Run方法首先调用WaitForCacheSync,等待NodeInformer的HasSyncs都返回true,即等待Node Object完成同步,接着启动30个go routine调用rangeAllocator.worker。rangeAllocator.worker方法则是从Channel:rangeAllocator.nodeCIDRUpdateChannel中读取数据,调用rangeAllocator.updateCIDRAllocation方法,如果rangeAllocator.updateCIDRAllocation返回失败,则将失败的数据再次写入Channel:rangeAllocator.nodeCIDRUpdateChannel,这样就会重复调用rangeAllocator.updateCIDRAllocation,直到成功为止。由NewCIDRRangeAllocator给nodeInformer AddEventHandler注册的Add/Update可以,其实就是在Watch 集群中node的Add和update。

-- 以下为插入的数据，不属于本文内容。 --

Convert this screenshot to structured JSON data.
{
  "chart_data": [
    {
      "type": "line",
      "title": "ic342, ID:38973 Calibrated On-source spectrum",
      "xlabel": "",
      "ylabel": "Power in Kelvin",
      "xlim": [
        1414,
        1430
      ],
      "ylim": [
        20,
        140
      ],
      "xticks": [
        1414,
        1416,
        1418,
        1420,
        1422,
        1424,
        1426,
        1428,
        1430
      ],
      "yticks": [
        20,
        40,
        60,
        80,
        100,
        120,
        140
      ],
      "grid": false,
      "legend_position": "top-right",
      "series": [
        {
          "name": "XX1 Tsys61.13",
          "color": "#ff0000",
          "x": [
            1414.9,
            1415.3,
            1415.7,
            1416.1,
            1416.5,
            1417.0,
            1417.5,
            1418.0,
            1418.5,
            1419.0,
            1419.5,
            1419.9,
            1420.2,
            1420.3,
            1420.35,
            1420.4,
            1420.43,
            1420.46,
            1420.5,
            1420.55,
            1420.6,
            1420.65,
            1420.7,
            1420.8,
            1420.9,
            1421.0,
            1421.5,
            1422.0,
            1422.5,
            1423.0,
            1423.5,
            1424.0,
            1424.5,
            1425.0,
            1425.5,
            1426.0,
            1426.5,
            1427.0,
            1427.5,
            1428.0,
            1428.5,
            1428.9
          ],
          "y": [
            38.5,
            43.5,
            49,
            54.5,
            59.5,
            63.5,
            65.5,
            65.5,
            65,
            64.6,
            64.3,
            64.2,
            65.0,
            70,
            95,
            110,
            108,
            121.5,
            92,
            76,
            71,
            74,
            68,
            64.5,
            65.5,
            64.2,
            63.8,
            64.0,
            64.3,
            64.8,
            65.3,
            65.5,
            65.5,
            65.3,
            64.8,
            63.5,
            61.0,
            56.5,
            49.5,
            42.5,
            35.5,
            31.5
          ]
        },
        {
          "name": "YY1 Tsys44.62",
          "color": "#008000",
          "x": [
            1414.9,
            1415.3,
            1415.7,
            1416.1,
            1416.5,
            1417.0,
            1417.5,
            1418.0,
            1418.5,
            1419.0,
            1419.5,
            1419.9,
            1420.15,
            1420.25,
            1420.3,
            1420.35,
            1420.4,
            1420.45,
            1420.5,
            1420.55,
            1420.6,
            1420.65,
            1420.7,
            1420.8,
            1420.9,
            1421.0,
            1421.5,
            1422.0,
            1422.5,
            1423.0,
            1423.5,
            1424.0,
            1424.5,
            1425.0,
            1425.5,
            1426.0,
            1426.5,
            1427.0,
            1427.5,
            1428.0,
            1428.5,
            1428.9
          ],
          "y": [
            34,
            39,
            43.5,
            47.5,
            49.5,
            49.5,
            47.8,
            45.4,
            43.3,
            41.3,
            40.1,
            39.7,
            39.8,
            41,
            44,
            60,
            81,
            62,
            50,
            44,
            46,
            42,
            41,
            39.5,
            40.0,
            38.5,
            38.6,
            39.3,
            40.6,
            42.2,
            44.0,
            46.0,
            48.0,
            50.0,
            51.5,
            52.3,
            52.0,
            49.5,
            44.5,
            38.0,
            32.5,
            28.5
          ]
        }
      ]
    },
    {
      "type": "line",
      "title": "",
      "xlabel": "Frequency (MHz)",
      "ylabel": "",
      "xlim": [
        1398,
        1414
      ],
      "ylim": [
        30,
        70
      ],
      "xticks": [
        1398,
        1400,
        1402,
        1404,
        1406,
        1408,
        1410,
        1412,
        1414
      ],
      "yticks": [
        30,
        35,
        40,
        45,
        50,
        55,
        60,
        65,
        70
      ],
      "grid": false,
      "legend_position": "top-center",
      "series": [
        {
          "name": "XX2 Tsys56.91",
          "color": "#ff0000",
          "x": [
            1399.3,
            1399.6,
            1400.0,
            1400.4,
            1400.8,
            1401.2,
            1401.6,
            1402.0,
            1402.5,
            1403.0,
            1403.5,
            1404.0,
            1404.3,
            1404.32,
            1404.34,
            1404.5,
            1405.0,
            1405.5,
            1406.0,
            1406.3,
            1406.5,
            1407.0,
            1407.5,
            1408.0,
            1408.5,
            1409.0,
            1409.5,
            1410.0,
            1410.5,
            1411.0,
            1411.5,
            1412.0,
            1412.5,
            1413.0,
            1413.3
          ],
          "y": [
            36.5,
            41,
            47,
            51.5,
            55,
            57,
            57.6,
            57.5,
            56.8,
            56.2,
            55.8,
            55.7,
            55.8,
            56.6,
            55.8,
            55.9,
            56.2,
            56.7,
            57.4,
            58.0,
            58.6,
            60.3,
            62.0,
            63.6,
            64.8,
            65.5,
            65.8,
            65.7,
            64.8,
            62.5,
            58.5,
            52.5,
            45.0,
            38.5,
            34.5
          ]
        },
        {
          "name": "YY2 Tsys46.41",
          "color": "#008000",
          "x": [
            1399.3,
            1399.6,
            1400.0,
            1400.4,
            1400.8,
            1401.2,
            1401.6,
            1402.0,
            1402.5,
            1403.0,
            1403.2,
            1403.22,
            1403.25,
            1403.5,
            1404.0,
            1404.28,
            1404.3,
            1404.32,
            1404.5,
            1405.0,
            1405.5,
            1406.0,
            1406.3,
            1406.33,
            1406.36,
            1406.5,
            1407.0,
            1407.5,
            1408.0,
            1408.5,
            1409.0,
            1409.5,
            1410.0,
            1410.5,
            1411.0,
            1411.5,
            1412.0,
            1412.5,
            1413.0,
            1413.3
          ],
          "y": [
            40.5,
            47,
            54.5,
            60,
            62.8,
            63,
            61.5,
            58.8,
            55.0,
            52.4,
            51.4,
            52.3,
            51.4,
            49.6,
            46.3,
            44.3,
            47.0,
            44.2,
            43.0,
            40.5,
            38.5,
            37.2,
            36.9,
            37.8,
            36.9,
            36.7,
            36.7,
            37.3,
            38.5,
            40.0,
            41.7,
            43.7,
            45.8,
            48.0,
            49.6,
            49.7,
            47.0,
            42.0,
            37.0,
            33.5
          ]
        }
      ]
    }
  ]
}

k8s.io/kubernetes/pkg/controller/nodeipam/ipam/range_allocator.go:154

func (r *rangeAllocator) Run(stopCh <-chan struct{}) {
   defer utilruntime.HandleCrash()

   glog.Infof("Starting range CIDR allocator")
   defer glog.Infof("Shutting down range CIDR allocator")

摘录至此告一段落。